Statistical analyses were performed in Stata version 12.0 (Stata Corp., College Station, USA), starting with the description of the sample and the calculation of the prevalence of the dependent variable and its 95% confidence interval (95% CI). The association of the independent variables with the negative self-perception of health was tested by the bivariate analysis (crude prevalence ratios and their CIs) and, later, through backward stepwise multivariate analysis, with Poisson regression, cluster-robust variance (adjusted prevalence ratios and their CIs). We adopted a pre-established hierarchical model, with the variables of each level entering the model and those with p>0.20 were withdrawn one by one, inserting those of the lower level, and so forth, until the last level. The linear trend (Wald test) was tested in the ordered polytomous categorical variables, and heterogeneity was tested in the non-ordered ones. All statistical analyses adopted a p-value of p<0.05 of a two-tailed test.

The Health Research Ethics Committee of the Federal University of Rio Grande (CEPAS/FURG) approved the research protocol CAAE 09931212.3.0000.5324, and all participants agreed by signing an Informed Consent Form.


Of the 1,264 service users eligible for the study, 1,246 agreed to participate, resulting in 1.4% losses and refusals. The sample consisted mainly of adults (77.8%), women (83.7%), individuals who self-referred as white (63.3%) and with spouse (60.2%). Regarding the monthly household income, individuals belonging to extreme quintiles had an average income of R$ 142.9 (±71.7) and R$ 1,034.8 (±304.8). As for schooling, having completed primary school was more frequent among the participants (67%). About 70% were not working and more than half of the sample reported having at home up to three residents (56%) (Table 1).

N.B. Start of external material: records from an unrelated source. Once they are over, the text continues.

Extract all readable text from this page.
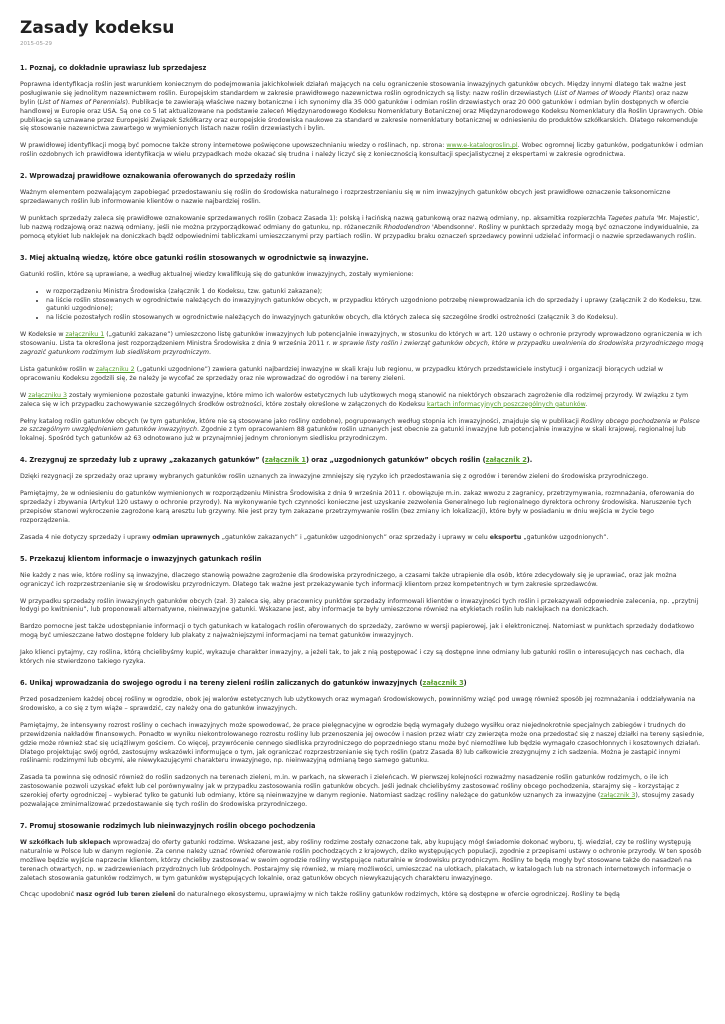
Zasady kodeksu
2015-05-29
1. Poznaj, co dokładnie uprawiasz lub sprzedajesz

Poprawna identyfikacja roślin jest warunkiem koniecznym do podejmowania jakichkolwiek działań mających na celu ograniczenie stosowania inwazyjnych gatunków obcych. Między innymi dlatego tak ważne jest posługiwanie się jednolitym nazewnictwem roślin. Europejskim standardem w zakresie prawidłowego nazewnictwa roślin ogrodniczych są listy: nazw roślin drzewiastych (List of Names of Woody Plants) oraz nazw bylin (List of Names of Perennials). Publikacje te zawierają właściwe nazwy botaniczne i ich synonimy dla 35 000 gatunków i odmian roślin drzewiastych oraz 20 000 gatunków i odmian bylin dostępnych w ofercie handlowej w Europie oraz USA. Są one co 5 lat aktualizowane na podstawie zaleceń Międzynarodowego Kodeksu Nomenklatury Botanicznej oraz Międzynarodowego Kodeksu Nomenklatury dla Roślin Uprawnych. Obie publikacje są uznawane przez Europejski Związek Szkółkarzy oraz europejskie środowiska naukowe za standard w zakresie nomenklatury botanicznej w odniesieniu do produktów szkółkarskich. Dlatego rekomenduje się stosowanie nazewnictwa zawartego w wymienionych listach nazw roślin drzewiastych i bylin.

W prawidłowej identyfikacji mogą być pomocne także strony internetowe poświęcone upowszechnianiu wiedzy o roślinach, np. strona: www.e-katalogroslin.pl. Wobec ogromnej liczby gatunków, podgatunków i odmian roślin ozdobnych ich prawidłowa identyfikacja w wielu przypadkach może okazać się trudna i należy liczyć się z koniecznością konsultacji specjalistycznej z ekspertami w zakresie ogrodnictwa.

2. Wprowadzaj prawidłowe oznakowania oferowanych do sprzedaży roślin

Ważnym elementem pozwalającym zapobiegać przedostawaniu się roślin do środowiska naturalnego i rozprzestrzenianiu się w nim inwazyjnych gatunków obcych jest prawidłowe oznaczenie taksonomiczne sprzedawanych roślin lub informowanie klientów o nazwie najbardziej roślin.

W punktach sprzedaży zaleca się prawidłowe oznakowanie sprzedawanych roślin (zobacz Zasada 1): polską i łacińską nazwą gatunkową oraz nazwą odmiany, np. aksamitka rozpierzchła Tagetes patula 'Mr. Majestic', lub nazwą rodzajową oraz nazwą odmiany, jeśli nie można przyporządkować odmiany do gatunku, np. różanecznik Rhododendron 'Abendsonne'. Rośliny w punktach sprzedaży mogą być oznaczone indywidualnie, za pomocą etykiet lub naklejek na doniczkach bądź odpowiednimi tabliczkami umieszczanymi przy partiach roślin. W przypadku braku oznaczeń sprzedawcy powinni udzielać informacji o nazwie sprzedawanych roślin.

3. Miej aktualną wiedzę, które obce gatunki roślin stosowanych w ogrodnictwie są inwazyjne.

Gatunki roślin, które są uprawiane, a według aktualnej wiedzy kwalifikują się do gatunków inwazyjnych, zostały wymienione:

• w rozporządzeniu Ministra Środowiska (załącznik 1 do Kodeksu, tzw. gatunki zakazane);
• na liście roślin stosowanych w ogrodnictwie należących do inwazyjnych gatunków obcych, w przypadku których uzgodniono potrzebę niewprowadzania ich do sprzedaży i uprawy (załącznik 2 do Kodeksu, tzw. gatunki uzgodnione);
• na liście pozostałych roślin stosowanych w ogrodnictwie należących do inwazyjnych gatunków obcych, dla których zaleca się szczególne środki ostrożności (załącznik 3 do Kodeksu).

W Kodeksie w załączniku 1 („gatunki zakazane”) umieszczono listę gatunków inwazyjnych lub potencjalnie inwazyjnych, w stosunku do których w art. 120 ustawy o ochronie przyrody wprowadzono ograniczenia w ich stosowaniu. Lista ta określona jest rozporządzeniem Ministra Środowiska z dnia 9 września 2011 r. w sprawie listy roślin i zwierząt gatunków obcych, które w przypadku uwolnienia do środowiska przyrodniczego mogą zagrozić gatunkom rodzimym lub siedliskom przyrodniczym.

Lista gatunków roślin w załączniku 2 („gatunki uzgodnione”) zawiera gatunki najbardziej inwazyjne w skali kraju lub regionu, w przypadku których przedstawiciele instytucji i organizacji biorących udział w opracowaniu Kodeksu zgodzili się, że należy je wycofać ze sprzedaży oraz nie wprowadzać do ogrodów i na tereny zieleni.

W załączniku 3 zostały wymienione pozostałe gatunki inwazyjne, które mimo ich walorów estetycznych lub użytkowych mogą stanowić na niektórych obszarach zagrożenie dla rodzimej przyrody. W związku z tym zaleca się w ich przypadku zachowywanie szczególnych środków ostrożności, które zostały określone w załączonych do Kodeksu kartach informacyjnych poszczególnych gatunków.

Pełny katalog roślin gatunków obcych (w tym gatunków, które nie są stosowane jako rośliny ozdobne), pogrupowanych według stopnia ich inwazyjności, znajduje się w publikacji Rośliny obcego pochodzenia w Polsce ze szczególnym uwzględnieniem gatunków inwazyjnych. Zgodnie z tym opracowaniem 88 gatunków roślin uznanych jest obecnie za gatunki inwazyjne lub potencjalnie inwazyjne w skali krajowej, regionalnej lub lokalnej. Spośród tych gatunków aż 63 odnotowano już w przynajmniej jednym chronionym siedlisku przyrodniczym.

4. Zrezygnuj ze sprzedaży lub z uprawy „zakazanych gatunków” (załącznik 1) oraz „uzgodnionych gatunków” obcych roślin (załącznik 2).

Dzięki rezygnacji ze sprzedaży oraz uprawy wybranych gatunków roślin uznanych za inwazyjne zmniejszy się ryzyko ich przedostawania się z ogrodów i terenów zieleni do środowiska przyrodniczego.

Pamiętajmy, że w odniesieniu do gatunków wymienionych w rozporządzeniu Ministra Środowiska z dnia 9 września 2011 r. obowiązuje m.in. zakaz wwozu z zagranicy, przetrzymywania, rozmnażania, oferowania do sprzedaży i zbywania (Artykuł 120 ustawy o ochronie przyrody). Na wykonywanie tych czynności konieczne jest uzyskanie zezwolenia Generalnego lub regionalnego dyrektora ochrony środowiska. Naruszenie tych przepisów stanowi wykroczenie zagrożone karą aresztu lub grzywny. Nie jest przy tym zakazane przetrzymywanie roślin (bez zmiany ich lokalizacji), które były w posiadaniu w dniu wejścia w życie tego rozporządzenia.

Zasada 4 nie dotyczy sprzedaży i uprawy odmian uprawnych „gatunków zakazanych” i „gatunków uzgodnionych” oraz sprzedaży i uprawy w celu eksportu „gatunków uzgodnionych”.

5. Przekazuj klientom informacje o inwazyjnych gatunkach roślin

Nie każdy z nas wie, które rośliny są inwazyjne, dlaczego stanowią poważne zagrożenie dla środowiska przyrodniczego, a czasami także utrapienie dla osób, które zdecydowały się je uprawiać, oraz jak można ograniczyć ich rozprzestrzenianie się w środowisku przyrodniczym. Dlatego tak ważne jest przekazywanie tych informacji klientom przez kompetentnych w tym zakresie sprzedawców.

W przypadku sprzedaży roślin inwazyjnych gatunków obcych (zał. 3) zaleca się, aby pracownicy punktów sprzedaży informowali klientów o inwazyjności tych roślin i przekazywali odpowiednie zalecenia, np. „przytnij łodygi po kwitnieniu”, lub proponowali alternatywne, nieinwazyjne gatunki. Wskazane jest, aby informacje te były umieszczone również na etykietach roślin lub naklejkach na doniczkach.

Bardzo pomocne jest także udostępnianie informacji o tych gatunkach w katalogach roślin oferowanych do sprzedaży, zarówno w wersji papierowej, jak i elektronicznej. Natomiast w punktach sprzedaży dodatkowo mogą być umieszczane łatwo dostępne foldery lub plakaty z najważniejszymi informacjami na temat gatunków inwazyjnych.

Jako klienci pytajmy, czy roślina, którą chcielibyśmy kupić, wykazuje charakter inwazyjny, a jeżeli tak, to jak z nią postępować i czy są dostępne inne odmiany lub gatunki roślin o interesujących nas cechach, dla których nie stwierdzono takiego ryzyka.

6. Unikaj wprowadzania do swojego ogrodu i na tereny zieleni roślin zaliczanych do gatunków inwazyjnych (załącznik 3)

Przed posadzeniem każdej obcej rośliny w ogrodzie, obok jej walorów estetycznych lub użytkowych oraz wymagań środowiskowych, powinniśmy wziąć pod uwagę również sposób jej rozmnażania i oddziaływania na środowisko, a co się z tym wiąże – sprawdzić, czy należy ona do gatunków inwazyjnych.

Pamiętajmy, że intensywny rozrost rośliny o cechach inwazyjnych może spowodować, że prace pielęgnacyjne w ogrodzie będą wymagały dużego wysiłku oraz niejednokrotnie specjalnych zabiegów i trudnych do przewidzenia nakładów finansowych. Ponadto w wyniku niekontrolowanego rozrostu rośliny lub przenoszenia jej owoców i nasion przez wiatr czy zwierzęta może ona przedostać się z naszej działki na tereny sąsiednie, gdzie może również stać się uciążliwym gościem. Co więcej, przywrócenie cennego siedliska przyrodniczego do poprzedniego stanu może być niemożliwe lub będzie wymagało czasochłonnych i kosztownych działań. Dlatego projektując swój ogród, zastosujmy wskazówki informujące o tym, jak ograniczać rozprzestrzenianie się tych roślin (patrz Zasada 8) lub całkowicie zrezygnujmy z ich sadzenia. Można je zastąpić innymi roślinami: rodzimymi lub obcymi, ale niewykazującymi charakteru inwazyjnego, np. nieinwazyjną odmianą tego samego gatunku.

Zasada ta powinna się odnosić również do roślin sadzonych na terenach zieleni, m.in. w parkach, na skwerach i zieleńcach. W pierwszej kolejności rozważmy nasadzenie roślin gatunków rodzimych, o ile ich zastosowanie pozwoli uzyskać efekt lub cel porównywalny jak w przypadku zastosowania roślin gatunków obcych. Jeśli jednak chcielibyśmy zastosować rośliny obcego pochodzenia, starajmy się – korzystając z szerokiej oferty ogrodniczej – wybierać tylko te gatunki lub odmiany, które są nieinwazyjne w danym regionie. Natomiast sadząc rośliny należące do gatunków uznanych za inwazyjne (załącznik 3), stosujmy zasady pozwalające zminimalizować przedostawanie się tych roślin do środowiska przyrodniczego.

7. Promuj stosowanie rodzimych lub nieinwazyjnych roślin obcego pochodzenia

W szkółkach lub sklepach wprowadzaj do oferty gatunki rodzime. Wskazane jest, aby rośliny rodzime zostały oznaczone tak, aby kupujący mógł świadomie dokonać wyboru, tj. wiedział, czy te rośliny występują naturalnie w Polsce lub w danym regionie. Za cenne należy uznać również oferowanie roślin pochodzących z krajowych, dziko występujących populacji, zgodnie z przepisami ustawy o ochronie przyrody. W ten sposób możliwe będzie wyjście naprzeciw klientom, którzy chcieliby zastosować w swoim ogrodzie rośliny występujące naturalnie w środowisku przyrodniczym. Rośliny te będą mogły być stosowane także do nasadzeń na terenach otwartych, np. w zadrzewieniach przydrożnych lub śródpolnych. Postarajmy się również, w miarę możliwości, umieszczać na ulotkach, plakatach, w katalogach lub na stronach internetowych informacje o zaletach stosowania gatunków rodzimych, w tym gatunków występujących lokalnie, oraz gatunków obcych niewykazujących charakteru inwazyjnego.

Chcąc upodobnić nasz ogród lub teren zieleni do naturalnego ekosystemu, uprawiajmy w nich także rośliny gatunków rodzimych, które są dostępne w ofercie ogrodniczej. Rośliny te będą
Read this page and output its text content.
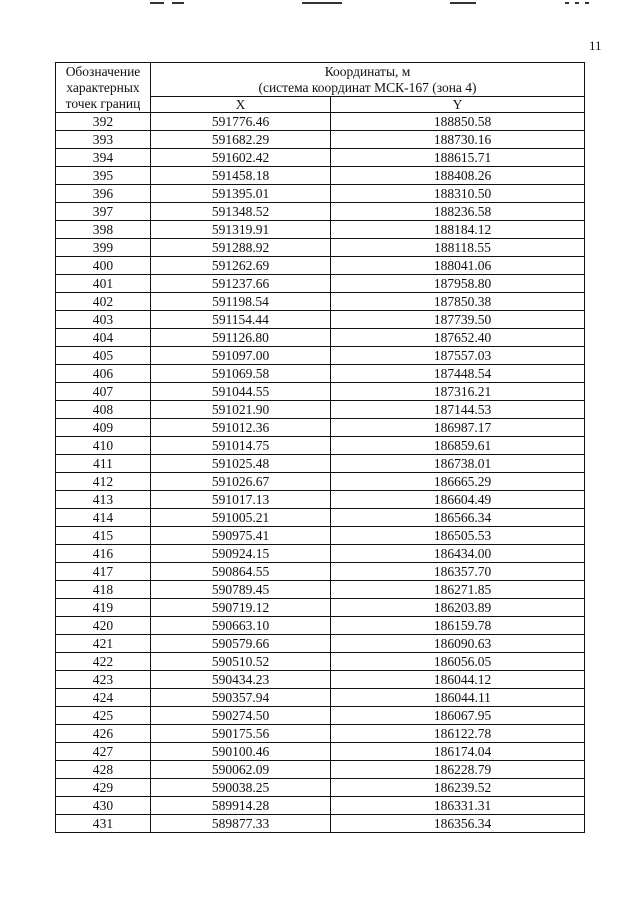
11
Обозначение
характерных
точек границ	Координаты, м
(система координат МСК-167 (зона 4)	

	X	Y
392	591776.46	188850.58
393	591682.29	188730.16
394	591602.42	188615.71
395	591458.18	188408.26
396	591395.01	188310.50
397	591348.52	188236.58
398	591319.91	188184.12
399	591288.92	188118.55
400	591262.69	188041.06
401	591237.66	187958.80
402	591198.54	187850.38
403	591154.44	187739.50
404	591126.80	187652.40
405	591097.00	187557.03
406	591069.58	187448.54
407	591044.55	187316.21
408	591021.90	187144.53
409	591012.36	186987.17
410	591014.75	186859.61
411	591025.48	186738.01
412	591026.67	186665.29
413	591017.13	186604.49
414	591005.21	186566.34
415	590975.41	186505.53
416	590924.15	186434.00
417	590864.55	186357.70
418	590789.45	186271.85
419	590719.12	186203.89
420	590663.10	186159.78
421	590579.66	186090.63
422	590510.52	186056.05
423	590434.23	186044.12
424	590357.94	186044.11
425	590274.50	186067.95
426	590175.56	186122.78
427	590100.46	186174.04
428	590062.09	186228.79
429	590038.25	186239.52
430	589914.28	186331.31
431	589877.33	186356.34
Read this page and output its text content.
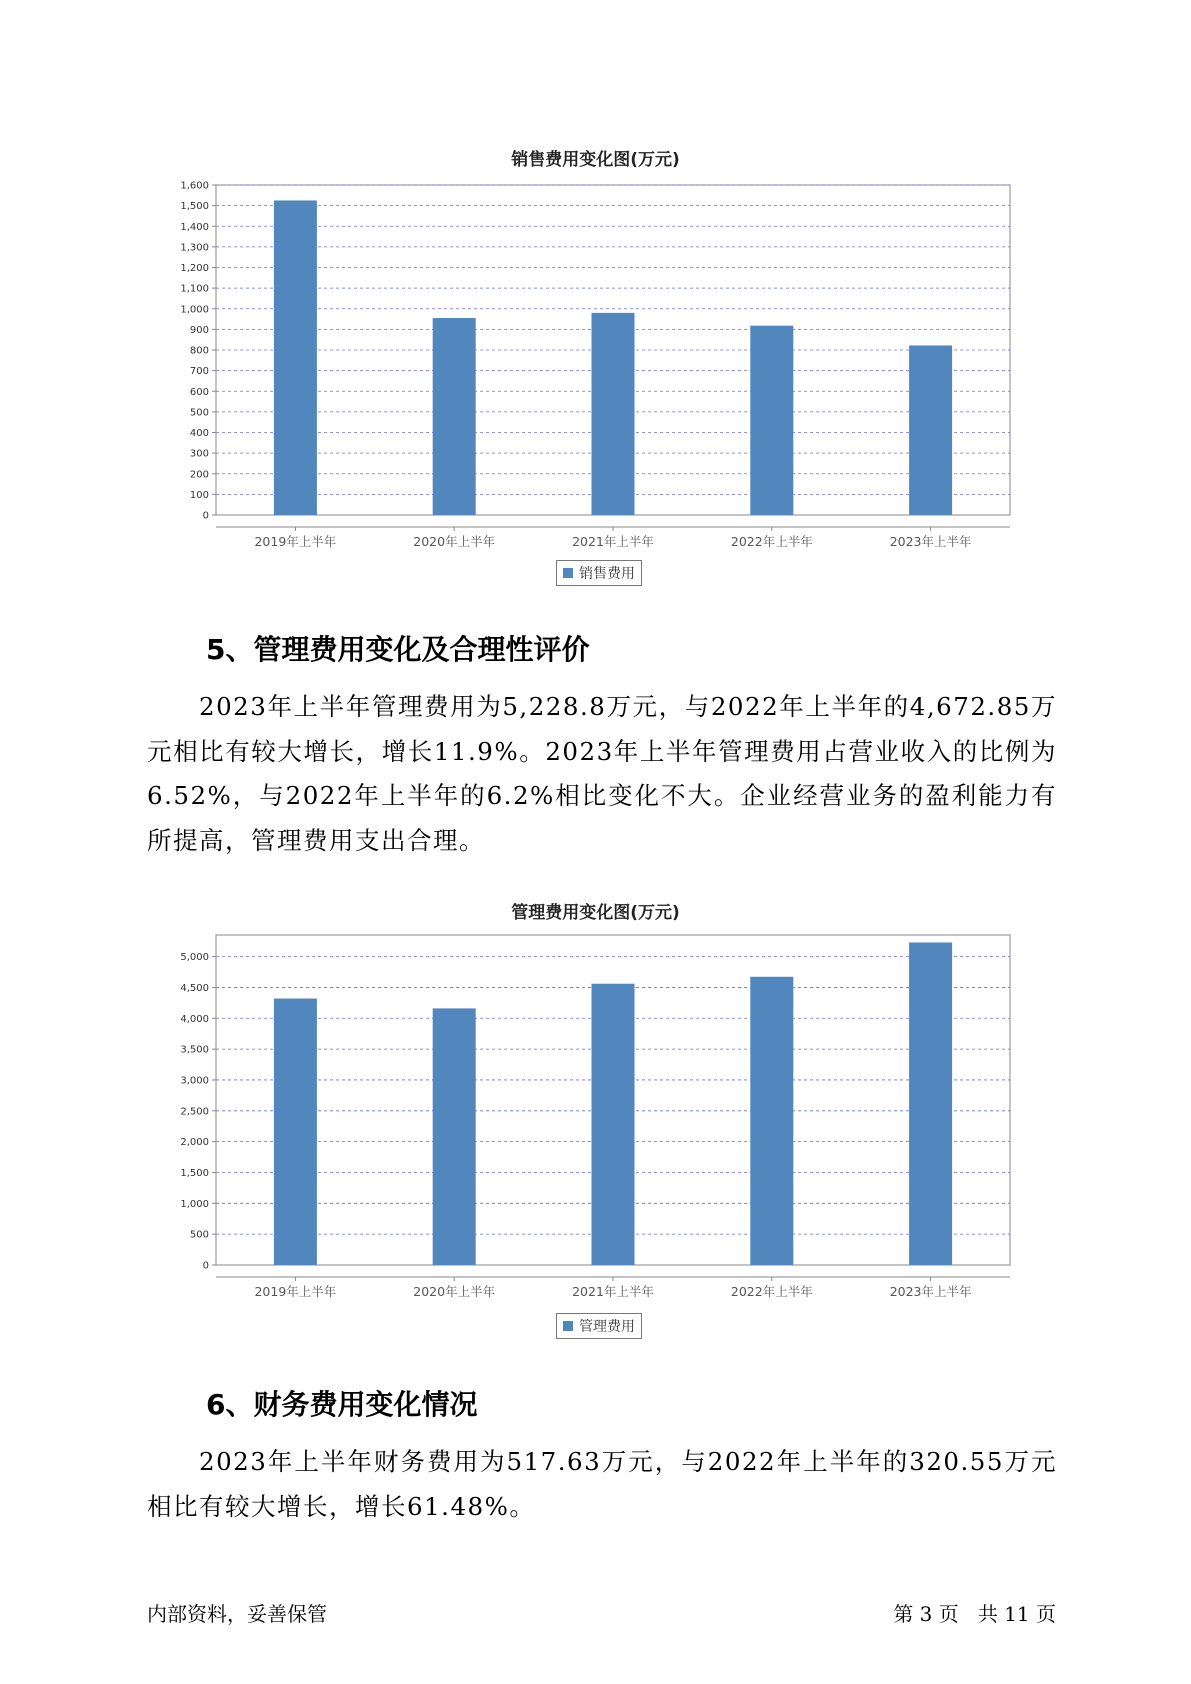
销售费用变化图(万元)
0
100
200
300
400
500
600
700
800
900
1,000
1,100
1,200
1,300
1,400
1,500
1,600
2019年上半年	2020年上半年	2021年上半年	2022年上半年	2023年上半年
销售费用
5、管理费用变化及合理性评价

2023年上半年管理费用为5,228.8万元，与2022年上半年的4,672.85万元相比有较大增长，增长11.9%。2023年上半年管理费用占营业收入的比例为6.52%，与2022年上半年的6.2%相比变化不大。企业经营业务的盈利能力有所提高，管理费用支出合理。

管理费用变化图(万元)
0
500
1,000
1,500
2,000
2,500
3,000
3,500
4,000
4,500
5,000
2019年上半年	2020年上半年	2021年上半年	2022年上半年	2023年上半年
管理费用
6、财务费用变化情况

2023年上半年财务费用为517.63万元，与2022年上半年的320.55万元相比有较大增长，增长61.48%。

内部资料，妥善保管	第 3 页   共 11 页
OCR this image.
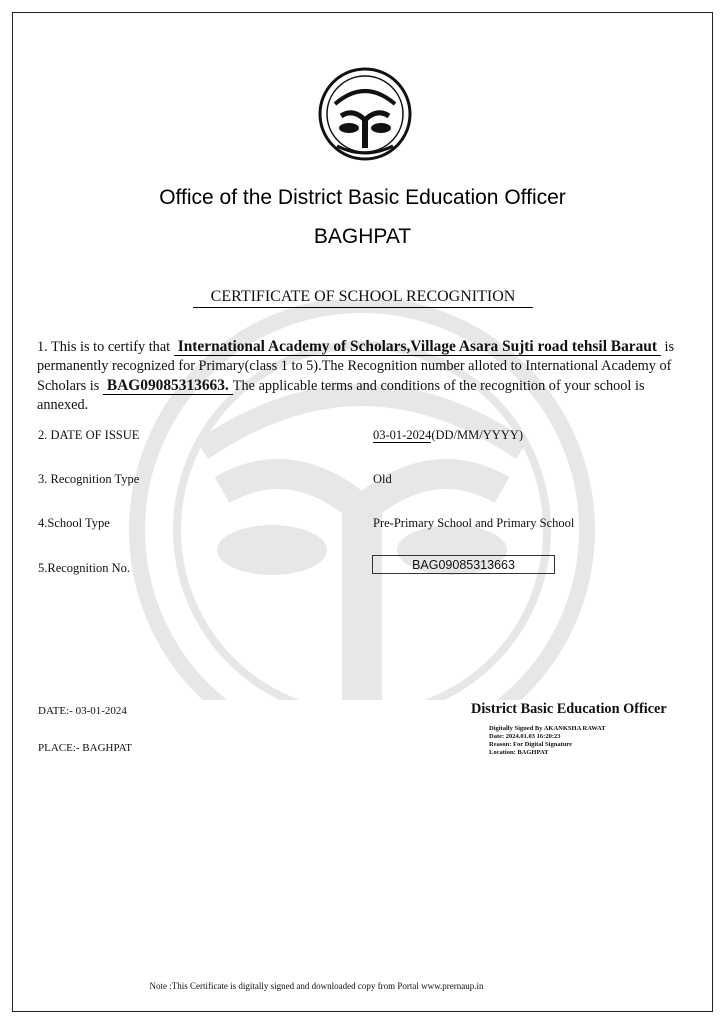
Office of the District Basic Education Officer
BAGHPAT
CERTIFICATE OF SCHOOL RECOGNITION
1. This is to certify that International Academy of Scholars,Village Asara Sujti road tehsil Baraut is permanently recognized for Primary(class 1 to 5).The Recognition number alloted to International Academy of Scholars is BAG09085313663. The applicable terms and conditions of the recognition of your school is annexed.
2. DATE OF ISSUE	03-01-2024(DD/MM/YYYY)
3. Recognition Type	Old
4.School Type	Pre-Primary School and Primary School
5.Recognition No.	BAG09085313663
DATE:- 03-01-2024
PLACE:- BAGHPAT
District Basic Education Officer
Digitally Signed By AKANKSHA RAWAT
Date: 2024.01.03 16:20:23
Reason: For Digital Signature
Location: BAGHPAT
Note :This Certificate is digitally signed and downloaded copy from Portal www.prernaup.in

Table 1 Characterization of a sample of adults and elderly Primary Care users. Pelotas (RS), Brazil, 2013. (n = 1,246). 

Variables n %
Male 203 16,3
Female 1,043 83.7
Age in full years
20-59 969 77.8
60 and over 277 22.2
Self-reported skin color (n = 1.244)
White 787 63.3
Non-white 457 36.7
Presence of spouse
No 496 39.8
Yes 750 60.2
Quintiles of monthly household income per capita Mean SD
1st 142.95 71.69
2nd 289.53 37.90
3rd 416.78 51.78
4th 629.13 67.08
5th 1,034.87 304.83
Primary school 832 66.8
Secondary school 276 22.1
Higher education and over 138 11.1
Working 396 31.8
Not working 850 68.2
Number of people living in the household
1-3 692 55.5
4 and over 554 44.5
Number of self-reported NCDs
None 576 46.2
1-2 486 39.0
3 and over 184 14.8
Nutritional status (n = 1.113)
Eutrophy 434 39.0
Overweight 679 61.0
Food insecurity (n = 982)
No 845 86.0
Yes 137 14.0
Access to health information
Yes 780 62.6
No 466 37.4
Healthcare model
Family health 669 53.7
Traditional 577 46.3
Follow-up of the Ten Steps of Healthy Eating
None 47 3.8
1 255 20.5
2 391 31.4
3 337 27.0
4 and over 216 17.3
Physical activity
Yes 318 25.5
No 928 74.5
Tobacco use
No 954 76.6
Yes 292 23.4
Alcoholic beverage consumption
No 1,061 85.2
Yes 185 14.8

NCDs: Noncommunicable diseases.

Regarding health-related aspects, although the lack of NCDs in 46% of the sample was evident, almost 40% of them self-reported having up to two diseases, and approximately 15% three or more chronic diseases. The most observed nutritional status was overweight (61%), and food insecurity was identified in 14% of the sample. More than 60% reported having access to health information. The Family Health Strategy served more than half of the users. When asked about Follow-up of the Ten Steps of Healthy Eating, more than 50% reported as maximum adherence up to two of them, and no participant reported adherence to all steps. Participants reported approximately 75% of physical inactivity, similar to the absence of tobacco use, and 85% of them did not consume alcoholic beverages (Table 1). The study outcome, namely, negative self-perception of health, was identified in 41.6% (95% CI, 38.8-44.3) of the individuals.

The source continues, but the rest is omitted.